Legal Review: Workplace Retaliation Has Doubled, Says Ethics & Compliance Initiative

By employment law attorney Tom Spiggle, who is barred and practices in the state of Virginia, with The Spiggle Law Firm.

More than ever before, US businesses are reporting wrongdoing, with a corresponding increase in retaliation against the employee who reports it, according to the Global Business Ethics Survey (GBES), the 11th biannual survey given by the Ethics & Compliance Initiative’s (ECI) headquartered in Arlington, VA.

The GBES attempts to analyze business practices and track misconduct in the workplace and patterns in reporting misconduct and retaliation against employees.

A survey was taken in December analyzing 5,000 employees in the US and another was given to workers in other countries.

In March, ECI announced that over the last two years, this rate has doubled. Sixty-nine percent of American employees said that they have reported misconduct at their workplace. However, 44% of those employees who responded to the survey said that their employer has retaliated against them for reporting this information; this rate was only 22% five years ago.
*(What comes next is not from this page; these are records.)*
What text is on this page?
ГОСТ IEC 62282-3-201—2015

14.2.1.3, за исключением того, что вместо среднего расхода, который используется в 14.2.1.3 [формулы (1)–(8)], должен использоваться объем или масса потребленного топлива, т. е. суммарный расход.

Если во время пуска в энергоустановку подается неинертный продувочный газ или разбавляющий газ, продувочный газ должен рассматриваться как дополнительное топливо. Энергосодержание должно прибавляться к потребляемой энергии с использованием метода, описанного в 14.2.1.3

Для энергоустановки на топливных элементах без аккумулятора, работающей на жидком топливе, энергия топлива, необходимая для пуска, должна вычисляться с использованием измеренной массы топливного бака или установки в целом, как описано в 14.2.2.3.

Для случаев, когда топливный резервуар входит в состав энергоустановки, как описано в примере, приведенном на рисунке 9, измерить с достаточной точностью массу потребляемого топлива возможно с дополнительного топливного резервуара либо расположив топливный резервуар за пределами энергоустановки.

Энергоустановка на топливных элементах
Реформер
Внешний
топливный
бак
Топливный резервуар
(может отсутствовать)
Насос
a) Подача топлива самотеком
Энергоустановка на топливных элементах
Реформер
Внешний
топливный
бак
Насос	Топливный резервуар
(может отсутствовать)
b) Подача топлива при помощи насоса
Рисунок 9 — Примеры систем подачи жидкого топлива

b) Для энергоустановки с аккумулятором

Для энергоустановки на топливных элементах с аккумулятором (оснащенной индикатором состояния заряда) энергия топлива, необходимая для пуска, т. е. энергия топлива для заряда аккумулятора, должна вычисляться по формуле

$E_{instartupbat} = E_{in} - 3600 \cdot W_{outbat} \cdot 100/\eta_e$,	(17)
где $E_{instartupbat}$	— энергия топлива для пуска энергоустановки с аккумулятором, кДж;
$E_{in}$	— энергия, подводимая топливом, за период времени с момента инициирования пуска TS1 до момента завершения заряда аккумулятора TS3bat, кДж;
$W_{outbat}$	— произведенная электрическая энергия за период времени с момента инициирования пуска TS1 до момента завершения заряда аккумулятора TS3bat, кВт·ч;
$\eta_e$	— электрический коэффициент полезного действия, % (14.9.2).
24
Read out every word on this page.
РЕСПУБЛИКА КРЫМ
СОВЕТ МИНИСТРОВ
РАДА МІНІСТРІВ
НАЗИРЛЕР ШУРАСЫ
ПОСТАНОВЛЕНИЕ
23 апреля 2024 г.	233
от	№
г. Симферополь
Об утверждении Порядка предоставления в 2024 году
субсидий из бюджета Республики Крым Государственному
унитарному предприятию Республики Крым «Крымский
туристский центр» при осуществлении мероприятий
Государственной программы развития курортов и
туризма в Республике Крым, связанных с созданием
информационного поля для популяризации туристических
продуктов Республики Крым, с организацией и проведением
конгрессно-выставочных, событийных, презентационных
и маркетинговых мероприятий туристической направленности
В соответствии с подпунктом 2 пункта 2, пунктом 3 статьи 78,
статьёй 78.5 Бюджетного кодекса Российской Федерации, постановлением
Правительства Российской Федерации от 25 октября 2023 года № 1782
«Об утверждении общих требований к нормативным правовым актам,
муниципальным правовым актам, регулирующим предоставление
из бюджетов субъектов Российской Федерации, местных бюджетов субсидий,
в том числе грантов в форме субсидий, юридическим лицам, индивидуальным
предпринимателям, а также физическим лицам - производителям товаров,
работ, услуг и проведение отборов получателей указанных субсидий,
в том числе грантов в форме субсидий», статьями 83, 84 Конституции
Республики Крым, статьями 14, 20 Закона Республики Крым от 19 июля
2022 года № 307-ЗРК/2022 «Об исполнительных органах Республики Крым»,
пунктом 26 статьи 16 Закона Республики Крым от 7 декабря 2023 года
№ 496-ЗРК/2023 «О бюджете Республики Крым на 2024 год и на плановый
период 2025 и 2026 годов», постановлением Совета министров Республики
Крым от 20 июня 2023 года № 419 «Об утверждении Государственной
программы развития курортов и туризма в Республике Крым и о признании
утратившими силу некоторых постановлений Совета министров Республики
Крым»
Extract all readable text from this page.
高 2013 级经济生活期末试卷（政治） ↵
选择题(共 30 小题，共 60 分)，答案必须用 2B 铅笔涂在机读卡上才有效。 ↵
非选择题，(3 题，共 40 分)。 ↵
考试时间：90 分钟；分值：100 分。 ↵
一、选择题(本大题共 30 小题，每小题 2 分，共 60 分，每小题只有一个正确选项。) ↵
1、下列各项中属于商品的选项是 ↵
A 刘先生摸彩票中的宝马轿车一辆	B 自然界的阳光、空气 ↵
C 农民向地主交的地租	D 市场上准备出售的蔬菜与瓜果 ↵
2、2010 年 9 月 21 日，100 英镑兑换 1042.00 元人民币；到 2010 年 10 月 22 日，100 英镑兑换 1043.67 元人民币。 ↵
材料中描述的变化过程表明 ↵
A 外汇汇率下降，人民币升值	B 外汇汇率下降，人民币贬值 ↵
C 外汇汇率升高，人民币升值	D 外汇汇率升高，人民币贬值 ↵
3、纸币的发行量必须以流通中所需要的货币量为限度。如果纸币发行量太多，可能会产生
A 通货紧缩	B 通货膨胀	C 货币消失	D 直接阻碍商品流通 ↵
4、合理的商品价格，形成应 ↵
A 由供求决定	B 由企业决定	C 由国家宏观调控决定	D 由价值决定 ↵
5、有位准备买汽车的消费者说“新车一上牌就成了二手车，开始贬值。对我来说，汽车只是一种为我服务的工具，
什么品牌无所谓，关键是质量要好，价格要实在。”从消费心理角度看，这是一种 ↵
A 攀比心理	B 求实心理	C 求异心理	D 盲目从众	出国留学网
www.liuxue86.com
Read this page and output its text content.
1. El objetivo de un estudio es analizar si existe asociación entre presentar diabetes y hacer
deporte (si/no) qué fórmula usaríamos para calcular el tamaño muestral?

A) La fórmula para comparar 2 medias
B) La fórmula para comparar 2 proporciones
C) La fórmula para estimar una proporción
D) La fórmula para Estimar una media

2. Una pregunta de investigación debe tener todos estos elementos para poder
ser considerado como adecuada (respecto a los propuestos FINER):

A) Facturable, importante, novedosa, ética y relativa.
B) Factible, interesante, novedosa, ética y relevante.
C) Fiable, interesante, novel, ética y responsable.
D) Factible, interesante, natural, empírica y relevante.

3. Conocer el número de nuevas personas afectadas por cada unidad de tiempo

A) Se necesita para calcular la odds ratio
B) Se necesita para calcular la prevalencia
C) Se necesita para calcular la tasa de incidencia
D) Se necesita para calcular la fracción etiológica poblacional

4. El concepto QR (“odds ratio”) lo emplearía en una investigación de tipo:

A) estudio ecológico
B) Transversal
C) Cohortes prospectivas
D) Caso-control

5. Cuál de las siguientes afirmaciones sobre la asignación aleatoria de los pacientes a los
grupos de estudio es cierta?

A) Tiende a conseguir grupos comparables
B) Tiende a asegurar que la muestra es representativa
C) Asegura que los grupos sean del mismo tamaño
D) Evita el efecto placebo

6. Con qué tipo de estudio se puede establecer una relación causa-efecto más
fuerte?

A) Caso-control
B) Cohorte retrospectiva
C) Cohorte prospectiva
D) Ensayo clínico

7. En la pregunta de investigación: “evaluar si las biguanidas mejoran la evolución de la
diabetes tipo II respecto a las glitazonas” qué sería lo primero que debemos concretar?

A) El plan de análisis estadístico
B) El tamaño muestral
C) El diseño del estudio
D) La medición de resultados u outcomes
Retaliation against an employee occurs when an employee reports an incidence of discrimination, unsafe environments or illegal activity and the employer then acts in a way that threatens, fires, demotes, discriminates or otherwise acts in a hostile way against that employee as a direct result of that reporting.

Although retaliation is prohibited in the US against employees, it is difficult to prove a causal connection between the employee’s action and the employer’s subsequent behavior.

“This survey shows that employers still need to be aware of workplace misconduct and strengthen ethical standards in their organizations. Unethical behavior is on the rise in workplaces around the globe,” said Tom Spiggle, Principal at The Spiggle Law Firm located in Washington, D.C. “Employees have the right to be compensated and bring employment claims against their employers when unethical behavior persists, and employers punish workers for reporting unethical and even illegal behavior.”

In addition, ECI surveyed 18,000 employees globally in 18 countries. They found that 40% of employees worldwide reported a weak ethical culture in their workplace, and 16% still felt pressure to compromise ethical standards. However, the rate of observed misconduct has decreased in the past five years to 15%.

Some findings include that India has both the highest rate of reporting of observed misconduct (82%) and the highest rate of retaliation against people who reported this misconduct (74%). 46% of employees in Brazil report pressure to compromise ethical standards (46%), the highest rate, while only 10% in Spain do, the lowest rate.